En la era digital todo son catálogos intangibles y listas de reproducción, los objetos han pasado a un segundo plano. Pienso en las películas, los discos y todo aquello que coleccionamos en algún momento de nuestras vidas. La música, el cine, la literatura ahora se cargan en un dispositivo electrónico de menor o mayor tamaño que promete horas interminables de películas, canciones y lecturas.
Pero, ¿dónde está todo ello? Una vez que se apaga la pantalla, no hay un texto encuadernado que tocar, una estantería de películas que desempolvar, ni una colección de discos que nos acompañen en cada mudanza. Nos hemos volcado a acumular listas y experiencias estéticas que pertenece al mundo virtual, almacenadas en formatos digitales que han rebasado lo que alguna vez imaginamos, pero hay un hueco que se hace cada vez más grande y nuestra relación con el arte cambió de manera definitiva.
En mi adolescencia recuerdo la emoción de ir a escoger un disco, comprarlo y desenvolverlo con cuidado, para luego ponerlo en el reproductor y empezar a escuchar las canciones de un álbum que seguían un orden propuesto por las creadoras/es de esas melodías. Siempre había la posibilidad, por supuesto, de saltarse algunas, de repetir una favorita o de escucharlas en distinto orden, pero al dejar correr el disco eras partícipe de un lenguaje y de una secuencia que decía algo y que posibilitaba la creación de una atmósfera particular.
En el caso del cine, fui partícipe de las experiencias (que ahora parecen de museo) que involucraban ir a pararse frente a estanterías de películas y escoger una para rentar el fin de semana, o de emocionarte porque saldría en DVD un estreno esperado que estabas esperando volver a ver o incluso ver por primera vez.

Con los libros es parecido, pues crecí rodeada de ellos, y más que objetos que contienen letras, se convirtieron en tesoros que se han ido acumulando en la casa familiar, llenos de notas, subrayados, reflejando el paso del tiempo en sus hojas, guardando historias y acompañando el hogar, llenándolo de vida.
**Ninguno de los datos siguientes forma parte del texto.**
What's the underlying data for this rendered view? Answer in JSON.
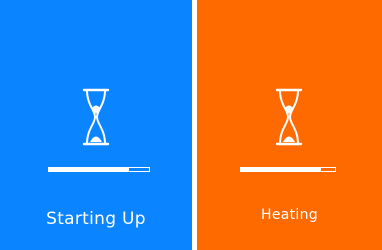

Imaginen entonces mi shock cuando personas me han dicho que ya no compran libros, pues todo lo llevan consigo en Kindle o en el iPad.
De manera similar, aunque disfruto de las comodidades de los servicios de streaming, me niego a dejar de comprar películas ya sea en blu-ray o DVD, pues creo que los catálogos digitales son una especie de espejismo, donde nos dicen que está todo, pero ese todo tiene bastantes faltantes y además carece un poco de alma.
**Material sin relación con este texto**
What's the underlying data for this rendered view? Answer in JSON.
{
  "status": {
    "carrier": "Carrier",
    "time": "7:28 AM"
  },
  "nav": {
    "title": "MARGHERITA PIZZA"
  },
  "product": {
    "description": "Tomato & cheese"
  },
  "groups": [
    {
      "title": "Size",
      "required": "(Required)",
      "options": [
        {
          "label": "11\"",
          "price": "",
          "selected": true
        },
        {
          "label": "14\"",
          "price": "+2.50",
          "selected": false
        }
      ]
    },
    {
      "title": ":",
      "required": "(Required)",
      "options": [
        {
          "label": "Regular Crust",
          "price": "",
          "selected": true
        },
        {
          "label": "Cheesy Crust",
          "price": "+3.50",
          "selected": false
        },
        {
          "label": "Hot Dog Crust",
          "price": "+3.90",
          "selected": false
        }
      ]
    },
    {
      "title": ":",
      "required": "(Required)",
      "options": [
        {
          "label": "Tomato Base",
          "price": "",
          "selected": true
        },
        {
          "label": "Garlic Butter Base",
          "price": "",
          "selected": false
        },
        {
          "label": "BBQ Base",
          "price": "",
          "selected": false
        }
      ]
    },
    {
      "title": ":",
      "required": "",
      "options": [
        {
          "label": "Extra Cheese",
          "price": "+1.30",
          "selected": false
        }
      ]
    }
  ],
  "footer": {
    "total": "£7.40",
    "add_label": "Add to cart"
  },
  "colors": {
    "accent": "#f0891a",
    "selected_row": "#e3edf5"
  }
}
Yo sí creo en los objetos con alma, que forman parte de nuestra historia personal y que van envejeciendo junto a nosotras. Las páginas de los libros se amarillentan, las fundas de las películas se empolvan y agrietan, los discos se rayan… en cambio los catálogos y listas de Apple Music, Netflix, Prime o el servicio de su preferencia brillan insistentemente, artificialmente.
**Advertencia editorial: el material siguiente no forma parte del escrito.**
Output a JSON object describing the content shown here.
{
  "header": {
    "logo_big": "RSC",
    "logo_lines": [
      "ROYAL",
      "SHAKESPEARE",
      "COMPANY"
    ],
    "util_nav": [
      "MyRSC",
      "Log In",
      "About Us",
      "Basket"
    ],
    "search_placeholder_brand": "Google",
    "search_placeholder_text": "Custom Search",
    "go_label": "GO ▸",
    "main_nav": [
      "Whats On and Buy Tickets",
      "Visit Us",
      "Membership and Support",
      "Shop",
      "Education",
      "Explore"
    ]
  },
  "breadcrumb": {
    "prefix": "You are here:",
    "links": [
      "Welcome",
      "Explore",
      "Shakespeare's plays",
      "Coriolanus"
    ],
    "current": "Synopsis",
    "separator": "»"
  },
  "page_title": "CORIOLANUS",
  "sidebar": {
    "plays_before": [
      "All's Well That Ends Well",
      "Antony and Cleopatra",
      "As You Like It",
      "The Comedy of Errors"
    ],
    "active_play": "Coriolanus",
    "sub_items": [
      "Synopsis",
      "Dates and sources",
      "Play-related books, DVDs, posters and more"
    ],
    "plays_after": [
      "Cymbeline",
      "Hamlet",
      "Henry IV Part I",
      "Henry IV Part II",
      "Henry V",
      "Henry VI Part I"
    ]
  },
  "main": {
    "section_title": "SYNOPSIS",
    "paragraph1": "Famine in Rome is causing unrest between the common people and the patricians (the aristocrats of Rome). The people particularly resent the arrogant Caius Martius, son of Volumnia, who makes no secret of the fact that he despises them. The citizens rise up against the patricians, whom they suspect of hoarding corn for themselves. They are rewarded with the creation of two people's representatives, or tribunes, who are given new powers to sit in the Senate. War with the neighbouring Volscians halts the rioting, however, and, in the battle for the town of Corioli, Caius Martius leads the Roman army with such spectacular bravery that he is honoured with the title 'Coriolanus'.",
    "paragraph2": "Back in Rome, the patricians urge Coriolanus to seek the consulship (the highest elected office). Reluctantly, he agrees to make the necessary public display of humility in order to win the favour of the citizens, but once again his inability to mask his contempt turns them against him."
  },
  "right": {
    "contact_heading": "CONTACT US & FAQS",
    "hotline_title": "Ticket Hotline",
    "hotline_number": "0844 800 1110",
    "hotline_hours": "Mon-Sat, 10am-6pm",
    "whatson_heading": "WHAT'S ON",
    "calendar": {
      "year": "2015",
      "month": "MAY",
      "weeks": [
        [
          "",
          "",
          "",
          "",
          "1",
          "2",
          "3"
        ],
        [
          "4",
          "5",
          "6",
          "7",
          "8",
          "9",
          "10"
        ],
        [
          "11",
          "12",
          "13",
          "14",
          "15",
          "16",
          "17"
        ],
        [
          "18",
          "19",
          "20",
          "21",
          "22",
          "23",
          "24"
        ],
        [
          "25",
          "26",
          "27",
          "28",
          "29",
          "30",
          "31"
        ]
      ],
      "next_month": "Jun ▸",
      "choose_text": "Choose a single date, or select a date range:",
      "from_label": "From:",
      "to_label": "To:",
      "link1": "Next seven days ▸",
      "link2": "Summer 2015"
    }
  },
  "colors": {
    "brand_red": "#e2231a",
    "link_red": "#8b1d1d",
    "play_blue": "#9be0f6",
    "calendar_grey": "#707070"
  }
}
No sé cuál sea el futuro de los soportes digitales, pero me temo que ese universo de información de ceros y unos, conduce a un laberinto indescifrable y, que al final, si hubiera que rastrear nuestra presencia en el mundo, sería mucho más útil un vestigio de algún objeto, algo tangible sobre nuestra especie, algo con lo que interactuamos y que envejeció entre nosotras.
Me niego a renunciar a los libros, a sus páginas, a las películas, alineadas, dando cuenta de las obsesiones y las pasiones, a los discos, que significan algo diferente para cada quien y recuerdan una época en particular, en fin, a los objetos con alma, que nos acompañan, que se pueden atesorar y que al quedarse la casa vacía se escucha el latir de su corazón.